A media voz

Culpable

16.06.2013 | 05:00

Aunque no haya hecho nada, siempre me siento culpable a priori cuando me cruzo con una instancia de poder cualquiera. Es algo que nunca he podido evitar: si un policía me mira más de dos segundos estoy dispuesto a confesarme como autor del último delito de mi barrio; en los controles de los aeropuertos sudo como si en mi bolsa de mano llevara siete kilos de heroína sin cortar; las raras veces en que me he visto con un juez (no en sede judicial, que eso, gracias a dios, no me pasado, sino en una sobremesa, en la inauguración de una exposición, en una fiesta) he temido que pensara que yo llevaba una doble vida que algún día acabaría con mis huesos en su tribunal, lo que me ha hecho balbucear incluso cuando solo hablábamos de fútbol o de novelas; en Hacienda se me nota tanto que no me siento trigo limpio, aunque lo sea hasta el último céntimo, que detecto sonrisitas irónicas dirigidas a mí en los guardas de seguridad que se pasean aburridos por sus dependencias. Así siempre y con todo: en las tiendas de ropa o en las librerías me asustan las alarmas que hay en las puertas (también cuando entro en ellas), en la sala de espera de los médicos me pone nervioso ese saber exclusivo que detentan que puede hacer que mis días tomen dolorosas derivas inesperadas, mi relación con los profesores cuando era niño o joven me sacaba de quicio, etc.

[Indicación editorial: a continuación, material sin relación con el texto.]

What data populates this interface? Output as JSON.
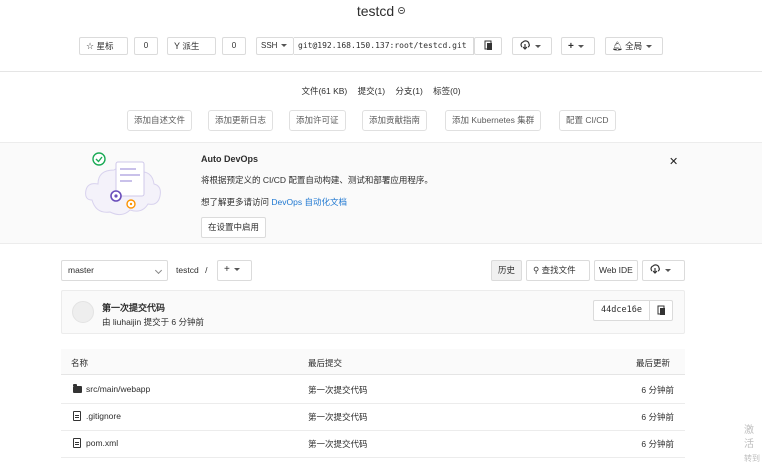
{
  "project": {
    "name": "testcd"
  },
  "actions": {
    "star_label": "星标",
    "star_count": "0",
    "fork_label": "派生",
    "fork_count": "0",
    "clone_protocol": "SSH",
    "clone_url": "git@192.168.150.137:root/testcd.git",
    "notification_label": "全局"
  },
  "stats": {
    "files": "文件(61 KB)",
    "commits": "提交(1)",
    "branches": "分支(1)",
    "tags": "标签(0)"
  },
  "quick_add": [
    "添加自述文件",
    "添加更新日志",
    "添加许可证",
    "添加贡献指南",
    "添加 Kubernetes 集群",
    "配置 CI/CD"
  ],
  "auto_devops": {
    "title": "Auto DevOps",
    "description": "将根据预定义的 CI/CD 配置自动构建、测试和部署应用程序。",
    "learn_prefix": "想了解更多请访问 ",
    "learn_link": "DevOps 自动化文档",
    "enable_button": "在设置中启用"
  },
  "repo": {
    "branch": "master",
    "breadcrumb_root": "testcd",
    "breadcrumb_sep": "/",
    "history_button": "历史",
    "find_file_button": "查找文件",
    "web_ide_button": "Web IDE"
  },
  "last_commit": {
    "title": "第一次提交代码",
    "meta": "由 liuhaijin 提交于 6 分钟前",
    "sha": "44dce16e"
  },
  "file_table": {
    "headers": {
      "name": "名称",
      "last_commit": "最后提交",
      "last_update": "最后更新"
    },
    "rows": [
      {
        "type": "folder",
        "name": "src/main/webapp",
        "commit": "第一次提交代码",
        "updated": "6 分钟前"
      },
      {
        "type": "file",
        "name": ".gitignore",
        "commit": "第一次提交代码",
        "updated": "6 分钟前"
      },
      {
        "type": "file",
        "name": "pom.xml",
        "commit": "第一次提交代码",
        "updated": "6 分钟前"
      }
    ]
  },
  "watermark": {
    "line1": "激活",
    "line2": "转到"
  }
}
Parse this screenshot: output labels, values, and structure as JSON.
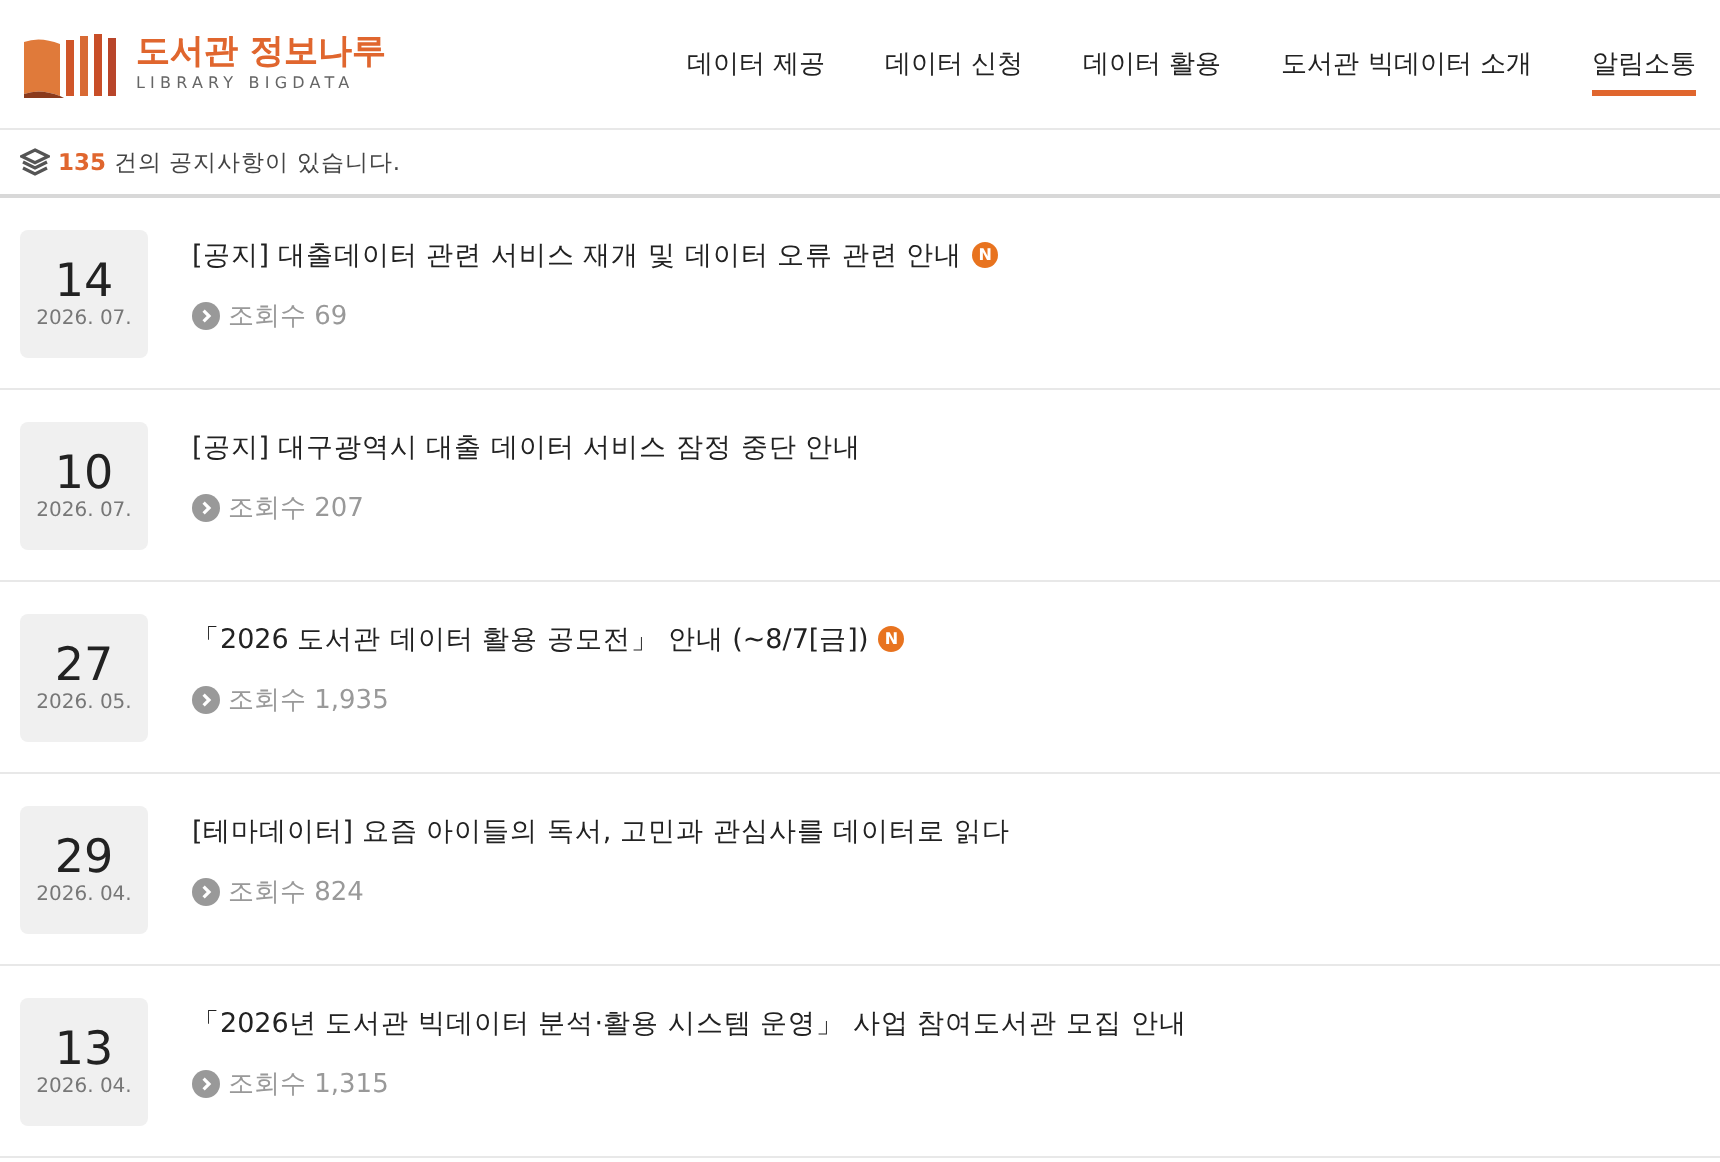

El Poder y la Autoridad tienen eso: que coaccionan por el simple hecho de existir, hasta cuando son bienintencionados, a aquellos que no tenemos ni poder ni autoridad o, más todavía, a aquellos que no creemos en la necesidad de que haya instancias tan salvajemente superiores (el Dinero, la Justicia, la Medicina, la Policía, la Información, el Saber?) que unos usan en beneficio propio y en perjuicio de los demás. Por eso a los que tienen Poder y Autoridad (banqueros, príncipes consortes, tesoreros de partidos, presidentes de diputaciones, grandes constructores) nunca les pasaría, como a mí, eso de sentirse culpables a priori, y que se les notara en la cara y en los gestos, porque, de hecho, ellos nunca se sienten culpables ni siquiera a posteriori. Alguno de ellos puede, por ejemplo, defraudar presuntamente millón y medio de euros en un ejercicio tributario en el que acaba teniendo devoluciones por parte del Estado de más de veinte mil euros y quedarse tan pancho. Seguro que si esa misma persona se sale de una tienda con siete abrigos de marca o con todos los tomos de las obras completas de Ortega y Gasset no pagados bajo el brazo las alarmas, intimidadas por su chulería, desactivadas previamente por las habilidades en la sombra del sujeto o programadas para que sólo salten con los delincuentes menores, se quedarán calladas sin rubor.

El mundo se divide entre los que nos sentimos culpables aunque seamos inocentes y los que se sienten inocentes aunque sean culpables. En el espacio sin regular, o regulado, de nuevo, en beneficio de los segundos, sucede todo en nuestras sociedades. Lo peor es que, como en la fábula bíblica, al final casi siempre acabamos pagando los inocentes las tropelías de los culpables. Pagando literalmente porque todos los recortes en educación, sanidad, derechos civiles y demás tiene que ver con la factura impagada de esos que son capaces de quitarle el pan de debajo del brazo a una anciana y luego denunciarla por haber robado ésta la panadería a punta de aguja de ganchillo.